More victim support needed, says MP who lost daughter in hit-and-run

A Labour MP, who suffered the tragic death of his daughter in a hit-and-run accident, has called for improved victim support from the Home Office after the harrowing experience.

Bootle MP Peter Dowd said he will never get over the death of his daughter, Jennifer, 31, who was killed in an incident near the Labour MP’s Merseyside home in September 2020.

The NHS project manager was taken to hospital but died nine days later.

A driver admitted causing her death by careless driving and failing to stop at the scene, and was jailed for 12 months in October 2021.

Dowd said he was putting pressure on the Home Office in an effort to ensure victims of crime get the help they need.

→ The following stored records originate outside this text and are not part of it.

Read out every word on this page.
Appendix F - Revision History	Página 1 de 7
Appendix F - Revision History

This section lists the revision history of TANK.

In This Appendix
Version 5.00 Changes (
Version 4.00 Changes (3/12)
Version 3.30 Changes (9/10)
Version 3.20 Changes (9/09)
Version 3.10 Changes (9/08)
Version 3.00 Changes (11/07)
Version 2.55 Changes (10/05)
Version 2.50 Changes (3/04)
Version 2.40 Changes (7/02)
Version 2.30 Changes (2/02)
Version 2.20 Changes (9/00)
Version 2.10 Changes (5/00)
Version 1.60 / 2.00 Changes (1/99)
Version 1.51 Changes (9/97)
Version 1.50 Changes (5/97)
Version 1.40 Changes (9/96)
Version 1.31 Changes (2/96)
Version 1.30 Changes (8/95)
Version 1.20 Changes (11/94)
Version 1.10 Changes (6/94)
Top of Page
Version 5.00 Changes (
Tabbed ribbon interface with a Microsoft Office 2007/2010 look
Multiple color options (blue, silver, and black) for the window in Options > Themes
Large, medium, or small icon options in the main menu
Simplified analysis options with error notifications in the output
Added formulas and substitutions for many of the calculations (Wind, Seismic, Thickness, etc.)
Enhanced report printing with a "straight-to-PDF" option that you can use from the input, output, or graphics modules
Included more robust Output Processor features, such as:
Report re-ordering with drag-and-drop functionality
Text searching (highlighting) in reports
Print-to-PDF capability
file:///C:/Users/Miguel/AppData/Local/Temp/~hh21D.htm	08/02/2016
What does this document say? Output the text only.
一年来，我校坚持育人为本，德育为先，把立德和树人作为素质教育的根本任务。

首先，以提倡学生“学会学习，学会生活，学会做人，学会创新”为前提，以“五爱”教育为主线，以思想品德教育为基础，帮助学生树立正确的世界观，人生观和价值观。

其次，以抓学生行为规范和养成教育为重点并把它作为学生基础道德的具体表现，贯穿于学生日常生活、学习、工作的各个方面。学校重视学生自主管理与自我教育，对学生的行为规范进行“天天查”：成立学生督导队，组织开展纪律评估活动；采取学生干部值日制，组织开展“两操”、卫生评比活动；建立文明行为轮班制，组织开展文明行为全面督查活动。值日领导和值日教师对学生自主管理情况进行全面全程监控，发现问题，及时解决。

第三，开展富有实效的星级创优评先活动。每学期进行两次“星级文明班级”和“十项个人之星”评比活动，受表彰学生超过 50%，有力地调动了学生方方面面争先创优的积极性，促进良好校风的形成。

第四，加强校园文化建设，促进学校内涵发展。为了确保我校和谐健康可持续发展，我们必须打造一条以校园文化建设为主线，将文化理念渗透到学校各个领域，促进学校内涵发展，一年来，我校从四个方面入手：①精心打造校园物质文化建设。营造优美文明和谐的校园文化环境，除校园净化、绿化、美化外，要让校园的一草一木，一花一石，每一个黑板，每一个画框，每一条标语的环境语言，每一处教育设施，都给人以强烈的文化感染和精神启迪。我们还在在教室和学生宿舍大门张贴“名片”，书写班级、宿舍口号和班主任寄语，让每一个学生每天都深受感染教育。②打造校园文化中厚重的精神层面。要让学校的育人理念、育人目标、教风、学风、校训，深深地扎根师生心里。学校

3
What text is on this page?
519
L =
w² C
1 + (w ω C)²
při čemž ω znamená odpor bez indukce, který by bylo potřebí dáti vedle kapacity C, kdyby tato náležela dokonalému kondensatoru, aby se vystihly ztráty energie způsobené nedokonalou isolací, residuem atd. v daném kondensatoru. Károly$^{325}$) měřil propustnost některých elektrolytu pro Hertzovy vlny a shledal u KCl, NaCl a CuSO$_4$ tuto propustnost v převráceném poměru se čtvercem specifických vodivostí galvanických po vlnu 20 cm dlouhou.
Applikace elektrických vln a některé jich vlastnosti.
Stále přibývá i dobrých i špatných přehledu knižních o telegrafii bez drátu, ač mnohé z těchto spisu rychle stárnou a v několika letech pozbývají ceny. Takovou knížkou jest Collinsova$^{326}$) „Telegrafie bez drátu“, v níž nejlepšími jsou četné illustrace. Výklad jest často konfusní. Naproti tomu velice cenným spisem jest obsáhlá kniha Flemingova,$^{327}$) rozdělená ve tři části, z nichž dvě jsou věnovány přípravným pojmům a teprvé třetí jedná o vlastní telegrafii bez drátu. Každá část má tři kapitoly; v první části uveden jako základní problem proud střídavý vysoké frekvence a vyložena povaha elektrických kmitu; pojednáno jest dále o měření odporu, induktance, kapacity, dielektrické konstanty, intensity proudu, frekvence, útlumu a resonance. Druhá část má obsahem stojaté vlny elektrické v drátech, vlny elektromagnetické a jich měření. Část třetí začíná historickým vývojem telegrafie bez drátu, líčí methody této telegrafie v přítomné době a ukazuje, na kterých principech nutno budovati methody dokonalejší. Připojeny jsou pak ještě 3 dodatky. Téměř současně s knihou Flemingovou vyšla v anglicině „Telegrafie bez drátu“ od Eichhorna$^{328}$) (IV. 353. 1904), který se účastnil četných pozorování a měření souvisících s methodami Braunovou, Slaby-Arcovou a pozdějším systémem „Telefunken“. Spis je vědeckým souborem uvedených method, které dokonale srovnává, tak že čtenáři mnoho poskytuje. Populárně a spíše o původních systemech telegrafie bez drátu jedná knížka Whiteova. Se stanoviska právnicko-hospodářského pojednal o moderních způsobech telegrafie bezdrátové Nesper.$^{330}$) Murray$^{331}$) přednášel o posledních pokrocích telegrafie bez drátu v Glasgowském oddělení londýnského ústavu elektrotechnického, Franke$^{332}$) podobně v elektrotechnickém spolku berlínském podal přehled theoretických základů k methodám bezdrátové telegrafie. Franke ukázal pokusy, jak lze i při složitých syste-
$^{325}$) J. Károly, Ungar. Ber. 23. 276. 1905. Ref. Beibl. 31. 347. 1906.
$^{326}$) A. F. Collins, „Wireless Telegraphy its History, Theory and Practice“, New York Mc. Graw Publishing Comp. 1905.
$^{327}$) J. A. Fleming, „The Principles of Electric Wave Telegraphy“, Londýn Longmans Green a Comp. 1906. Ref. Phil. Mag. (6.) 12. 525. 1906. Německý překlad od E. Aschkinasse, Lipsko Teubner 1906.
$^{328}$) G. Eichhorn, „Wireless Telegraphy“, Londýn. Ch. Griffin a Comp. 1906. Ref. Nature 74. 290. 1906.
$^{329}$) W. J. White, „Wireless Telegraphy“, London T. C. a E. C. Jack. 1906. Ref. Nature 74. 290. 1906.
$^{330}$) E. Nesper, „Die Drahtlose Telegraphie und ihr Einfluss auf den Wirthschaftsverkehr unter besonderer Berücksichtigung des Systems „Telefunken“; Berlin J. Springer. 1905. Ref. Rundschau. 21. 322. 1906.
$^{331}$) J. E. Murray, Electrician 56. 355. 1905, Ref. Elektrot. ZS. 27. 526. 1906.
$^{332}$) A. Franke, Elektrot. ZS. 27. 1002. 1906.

“I think, for me, it’s important that people who are in this situation, families who are in this situation, get all the support they possibly can, and that the prosecutorial services are as sensitive as they can be, that the police are as sensitive as they can be,” he said.

“Recently, I had a meeting with the Home Office minister, to discuss victim support, to get some voice in among the many calls upon parliamentary time and organisations, and to get that message across that people in these circumstances need to be supported right throughout the process.

“I think what you begin to understand is the stress it can actually bring in terms of the process, because as much as the police want to help, they can only tell you so much.

“It’s one of those things where you don’t know what the pathway will be for the future, and it’s traumatic, and it affects you at different times and in different places.”

Dowd said he first became aware something was wrong when his daughter’s wife called to say she was concerned she had not come home from a bike ride.

“I just immediately thought something had happened,” he said.

When he rang the local hospital he said he immediately “thought the worst”.

When he left his home to go to the hospital he discovered that the road was blocked off and that police were on the scene.

“What I’d heard that morning was the air ambulance, sirens, but I didn’t know Jennifer was lying a hundred yards away in the road.”